I think I the point where I was getting stuck was my assumption of a “static” graph (as opposed to a growing one) for the search model. Your and others’ post were very helpful.
Thanks everyone.
Diffusion equations are used in population genetics to study the distribution of alleles in a gene pool. Boiling it down to a synopsis, the idea goes like this:
Suppose we have a gene of interest which has two alleles, a and A. We’d like to know what percentage of individuals carry the allele A, so we call the proportion of genes which are A (as opposed to a) an unknown x. The proportion x will be in the range from 0 to 1; we then ask with what probability we see the population of N individuals exhibiting an allele proportion x. Call this probability p(x,t), because it can and will vary over time.
(A technicality: N individuals can have 2N or more total genes to count — polyploidy!)
The way p(x,t) varies with time can be modeled using a Fokker-Planck diffusion equation. (Incidentally, Fokker-Planck is a close cousin to the Schroedinger equation: you just have to make time an imaginary number to turn one into the other! The relation between the Fokker-Planck equation and the Langevin equation, the other chief way of looking at diffusion, is completely analogous to the relationship between the Schroedinger and Heisenberg “pictures” of quantum mechanics, but that’s getting far afield.) The effects of random mating and mutation go into an abstract diffusion coefficient, which tells how quickly p(x,t) spreads out. Selection pressure — i.e., one allele leading to a more favourable phenotype than the other — is modeled as a “force” parameter.
This approach is useful for telling when genetic drift will be significant, based on population size, mutation rates and such parameters.

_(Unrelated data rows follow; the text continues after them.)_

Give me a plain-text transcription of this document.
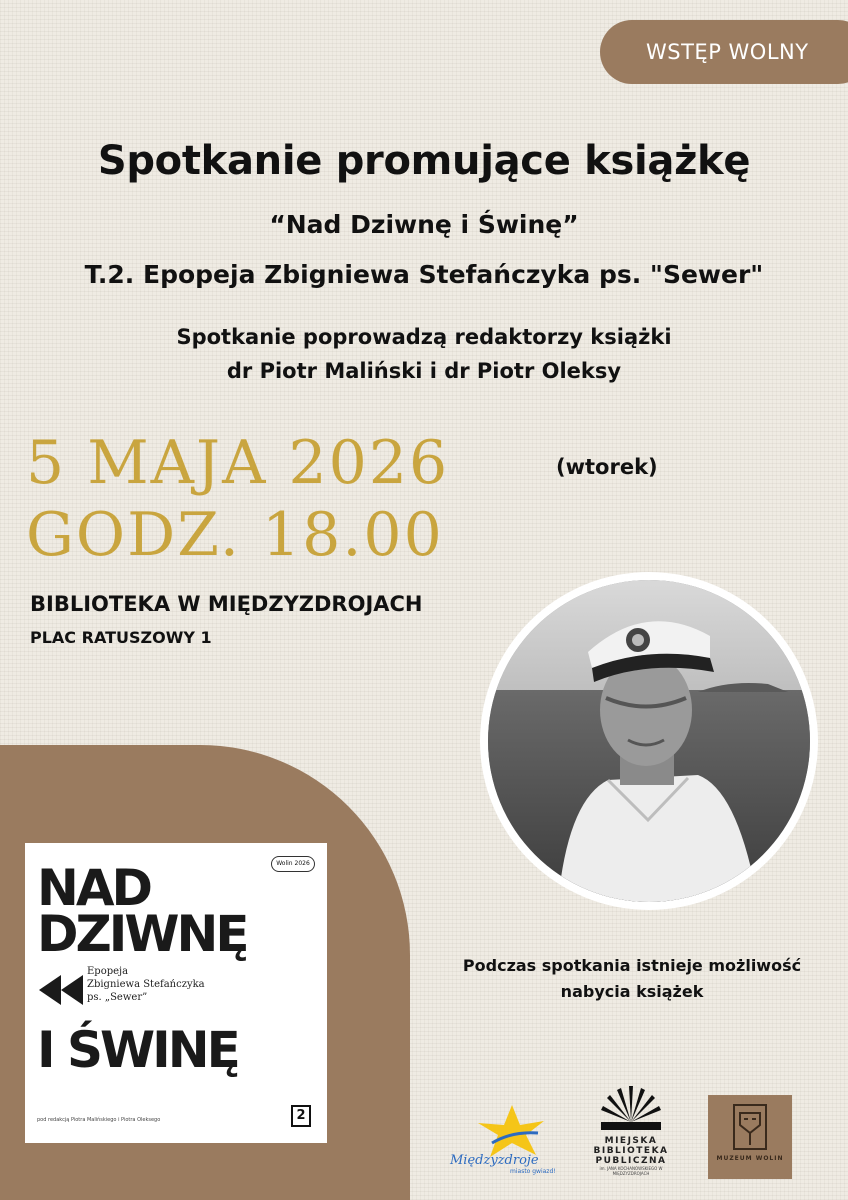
WSTĘP WOLNY
Spotkanie promujące książkę
“Nad Dziwnę i Świnę”
T.2. Epopeja Zbigniewa Stefańczyka ps. "Sewer"
Spotkanie poprowadzą redaktorzy książki
dr Piotr Maliński i dr Piotr Oleksy
5 MAJA 2026	(wtorek)
GODZ. 18.00
BIBLIOTEKA W MIĘDZYZDROJACH
PLAC RATUSZOWY 1
NAD
DZIWNĘ
I ŚWINĘ
Wolin 2026
Epopeja
Zbigniewa Stefańczyka
ps. „Sewer”
pod redakcją Piotra Malińskiego i Piotra Oleksego	2
Podczas spotkania istnieje możliwość
nabycia książek
Międzyzdroje
miasto gwiazd!
MIEJSKA
BIBLIOTEKA
PUBLICZNA
im. JANA KOCHANOWSKIEGO W MIĘDZYZDROJACH
MUZEUM WOLIN
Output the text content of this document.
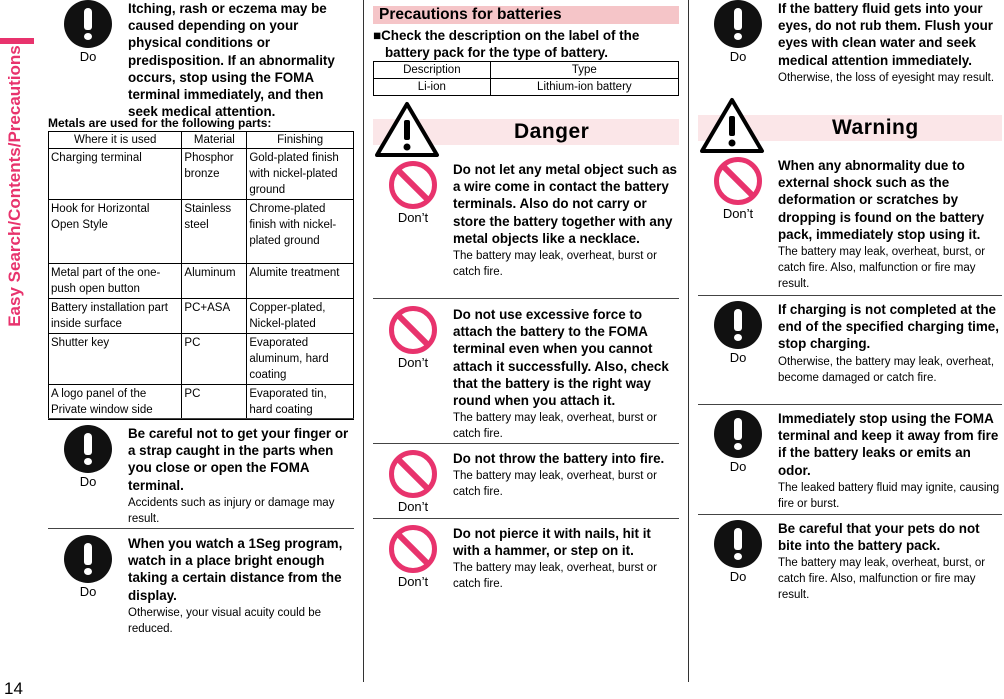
Easy Search/Contents/Precautions
14
Do
Itching, rash or eczema may be caused depending on your physical conditions or predisposition. If an abnormality occurs, stop using the FOMA terminal immediately, and then seek medical attention.
Metals are used for the following parts:
Where it is used	Material	Finishing
Charging terminal	Phosphor bronze	Gold-plated finish with nickel-plated ground
Hook for Horizontal Open Style	Stainless steel	Chrome-plated finish with nickel-plated ground
Metal part of the one-push open button	Aluminum	Alumite treatment
Battery installation part inside surface	PC+ASA	Copper-plated, Nickel-plated
Shutter key	PC	Evaporated aluminum, hard coating
A logo panel of the Private window side	PC	Evaporated tin, hard coating
Do
Be careful not to get your finger or a strap caught in the parts when you close or open the FOMA terminal.
Accidents such as injury or damage may result.
Do
When you watch a 1Seg program, watch in a place bright enough taking a certain distance from the display.
Otherwise, your visual acuity could be reduced.
Precautions for batteries
■Check the description on the label of the battery pack for the type of battery.
Description	Type
Li-ion	Lithium-ion battery
Danger
Don’t
Do not let any metal object such as a wire come in contact the battery terminals. Also do not carry or store the battery together with any metal objects like a necklace.
The battery may leak, overheat, burst or catch fire.
Don’t
Do not use excessive force to attach the battery to the FOMA terminal even when you cannot attach it successfully. Also, check that the battery is the right way round when you attach it.
The battery may leak, overheat, burst or catch fire.
Don’t
Do not throw the battery into fire.
The battery may leak, overheat, burst or catch fire.
Don’t
Do not pierce it with nails, hit it with a hammer, or step on it.
The battery may leak, overheat, burst or catch fire.
Do
If the battery fluid gets into your eyes, do not rub them. Flush your eyes with clean water and seek medical attention immediately.
Otherwise, the loss of eyesight may result.
Warning
Don’t
When any abnormality due to external shock such as the deformation or scratches by dropping is found on the battery pack, immediately stop using it.
The battery may leak, overheat, burst, or catch fire. Also, malfunction or fire may result.
Do
If charging is not completed at the end of the specified charging time, stop charging.
Otherwise, the battery may leak, overheat, become damaged or catch fire.
Do
Immediately stop using the FOMA terminal and keep it away from fire if the battery leaks or emits an odor.
The leaked battery fluid may ignite, causing fire or burst.
Do
Be careful that your pets do not bite into the battery pack.
The battery may leak, overheat, burst, or catch fire. Also, malfunction or fire may result.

I tried to post a link to further reading material in my previous post, but the spam filter wouldn’t let me. Anyway, here are some lecture notes on the subject; I’ll try to find something better.
Hmmm, changing “class notes” to “lecture notes” allowed my message to post. Weirdness!
Also, I just dug up Mathematical Methods of Population Genetics. What I was describing goes under the “Stochastic Methods” heading.
I need to revoke my last comment to RBH. There is a confusion of mine there, and RBH is perferctly correct.
“My hunch is that any robust ecosystem will, given enough time and population, develop intelligence since it seems like it would add to fitness at a fairly small cost.”
An ‘exploring the landscape’ picture, perhaps with the addition that intelligence confers benefits, especially if codeveloped, so it is less likely that it is dropped later.
Though human level intelligence cost us a lot IMO, much of the energy consumption and mass is the brain, and there were quite some adaptations to make it. There was posts at the Loom blog on tenous connections between nerve cells sugars to our aggressive T-cells to sicknesses such as MS and perhaps a further connection to HIV vs less agressive simian SIV. Makes one think. Or perhaps wishing not to. 😉
On shorter time scales, it’s often easier to model evolution in reverse, starting with the tips of a genealogy and working your way back to the most recent common ancestor (MRCA). This saves time by excluding the dead ends which don’t reveal anything about the extant variation in a population. This reverse model, known as the coalescent, is the most popular model in molecular population genetics.
From what I’ve seen, the greatest influence of graph theory in molecular biology has been with gene interaction networks.